I suppose some companies, like carbon-intensive Husky, will get more more innovation money than more efficient producers like Cenovus, but Cenovus will also receive more credits under the plan. Seems like mostly a wash.

Energy economist Jennifer Winter told me that the Carbon Competitiveness Incentives was well designed policy and likely to meet the government’s objective. Pembina Institute analyst Andrew Read says that 92 to 95 per cent of companies will pay less than $1 of carbon levy. And economist Kent Fellows explained in an interview that output-based allocations are an efficient way to encourage GHG-reduction behaviour with the lowest possible cost to oil and gas producers.

And let’s not forget the 2017 study by the Canadian Energy Research Institute that showed adopting new solvent substitution technologies would lower SAGD production costs by 34 to 40 per cent over the next decade.

Or my interview with Cenovus VP of technology Harbir Chhina in which he told me that reducing natural gas consumption is part of the company’s plan to lower cash operating costs – already down to $7 to $10 a barrel – by another 20 per cent in the near future while at the same time reducing the carbon-intensity of its crude to that of an average American crude oil.

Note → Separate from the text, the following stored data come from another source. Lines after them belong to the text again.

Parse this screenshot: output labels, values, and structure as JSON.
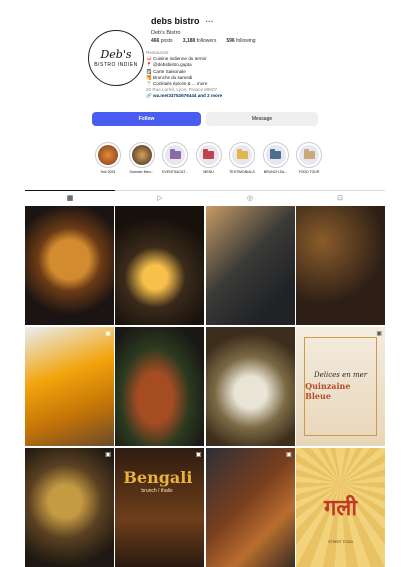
{
  "profile": {
    "username": "debs bistro",
    "more_icon": "ellipsis-icon",
    "full_name": "Deb's Bistro",
    "avatar_line1": "Deb's",
    "avatar_line2": "BISTRO INDIEN",
    "stats": {
      "posts": "466",
      "posts_label": "posts",
      "followers": "3,188",
      "followers_label": "followers",
      "following": "596",
      "following_label": "following"
    },
    "bio": {
      "category": "Restaurant",
      "lines": [
        "Cuisine indienne du terroir",
        "@debsbistro.gupta",
        "Carte Saisonale",
        "Brunchs du samedi",
        "Cocktails épicés & ... more"
      ],
      "address": "20 Rue Lorrel, Lyon, France 69007",
      "link": "wa.me/33752676444 and 2 more"
    },
    "follow_label": "Follow",
    "message_label": "Message"
  },
  "highlights": [
    {
      "label": "Holi 2024",
      "color": "#c65b2a"
    },
    {
      "label": "Summer Men...",
      "color": "#9a6b3c"
    },
    {
      "label": "EVENTS&CAT...",
      "color": "#8a6aa8"
    },
    {
      "label": "MENU",
      "color": "#c0424a"
    },
    {
      "label": "TESTIMONIALS",
      "color": "#e0b84a"
    },
    {
      "label": "BRUNCH SA...",
      "color": "#4b6f8e"
    },
    {
      "label": "FOOD TOUR",
      "color": "#c9a97a"
    }
  ],
  "tabs": [
    {
      "name": "posts-grid-icon",
      "glyph": "▦"
    },
    {
      "name": "reels-icon",
      "glyph": "▷"
    },
    {
      "name": "collab-icon",
      "glyph": "◎"
    },
    {
      "name": "tagged-icon",
      "glyph": "⊡"
    }
  ],
  "posts": {
    "reel_title": "Bengali",
    "reel_subtitle": "brunch / thalis",
    "menu_line1": "Delices en mer",
    "menu_line2": "Quinzaine Bleue",
    "hindi_title": "गली",
    "hindi_subtitle": "STREET FOOD"
  }
}
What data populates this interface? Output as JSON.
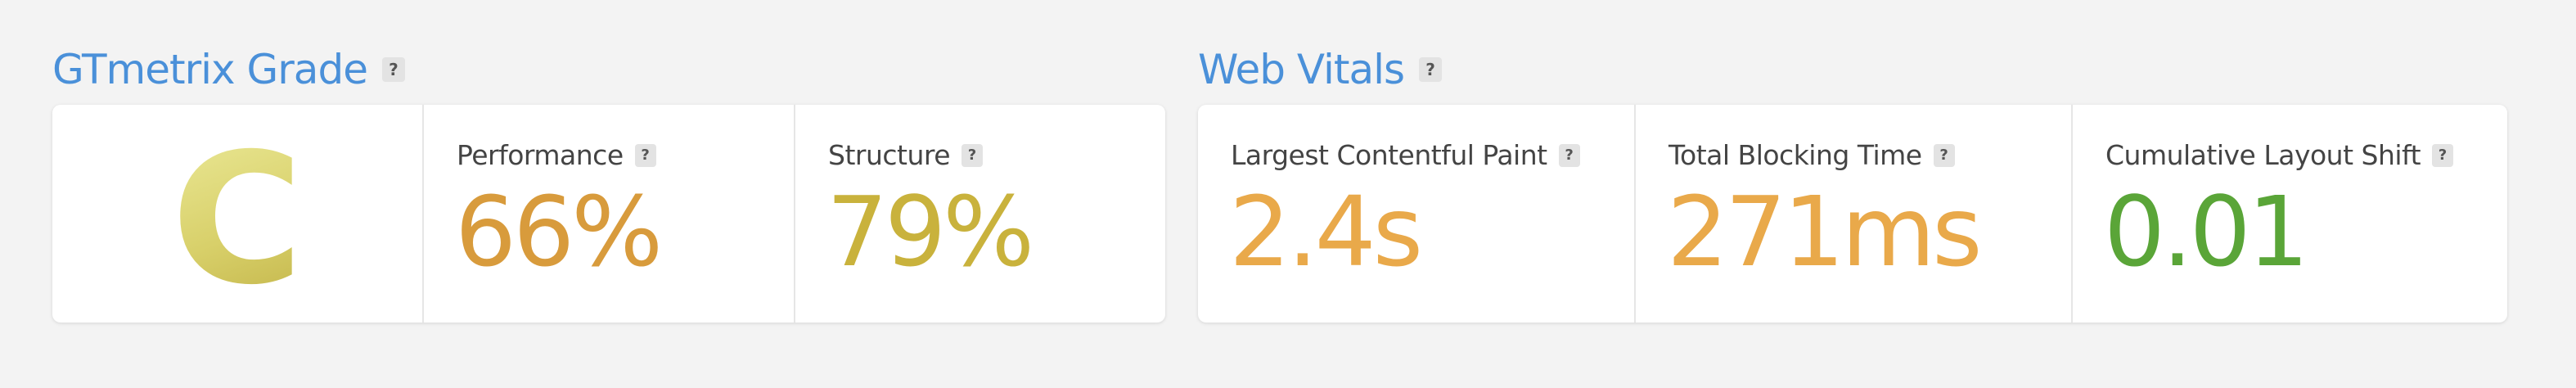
{
  "gtmetrix": {
    "title": "GTmetrix Grade",
    "help": "?",
    "grade": "C",
    "grade_color": "#d6cf6c",
    "metrics": [
      {
        "label": "Performance",
        "help": "?",
        "value": "66%",
        "color": "#d89b3c"
      },
      {
        "label": "Structure",
        "help": "?",
        "value": "79%",
        "color": "#c9b23c"
      }
    ]
  },
  "web_vitals": {
    "title": "Web Vitals",
    "help": "?",
    "metrics": [
      {
        "label": "Largest Contentful Paint",
        "help": "?",
        "value": "2.4s",
        "color": "#e9a94a"
      },
      {
        "label": "Total Blocking Time",
        "help": "?",
        "value": "271ms",
        "color": "#e9a94a"
      },
      {
        "label": "Cumulative Layout Shift",
        "help": "?",
        "value": "0.01",
        "color": "#5aa538"
      }
    ]
  }
}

The economists, analysts, and industry representatives I’ve interviewed on this issue almost universally contradict McMillan’s contention that the Carbon Competitiveness Incentives program undermines “our international competitiveness at a time when our energy industry is already cost constrained and faces intense competition for investment globally. This model makes doing business in Alberta more difficult.”

CAPP has provided no data to back up that argument.

In fact, CAPP hasn’t even finished its analysis of the Carbon Competitiveness Incentives program. The Pembina Institute at least provided some preliminary calculations of the impact per barrel.

Why didn’t CAPP do the same? Without those calculations, McMillan’s op-ed rings hollow.

That is especially true when we consider that the four biggest oil sands producers sat at the table with the Alberta government and helped design the Carbon Competitiveness Incentives policy.

Those same companies also sit at the CAPP board table, which makes one wonder who McMillan is speaking for in the op-ed.

When I interviewed him about CAPP’s competitiveness study this past summer, I raised the issue of the companies consulting extensively with the government about this very policy and the former Saskatchewan cabinet minister under Brad Wall pointedly told me that the producers took the initiative on their own and CAPP was not part of that process.

For this column, I confirmed with two government sources that the companies, not CAPP, engaged policy makers extensively and made substantive contributions to design of the CCI.

To summarize, CAPP wasn’t involved in helping government create the policy, nor has it completed its analysis of the announcement, yet Albertans are expected to believe McMillan’s claim that the Carbon Competitiveness Incentive will be “harmful” to the shared goal of reducing emissions while creating jobs and strengthening industry competitiveness.

As it stands, that argument is simply not credible.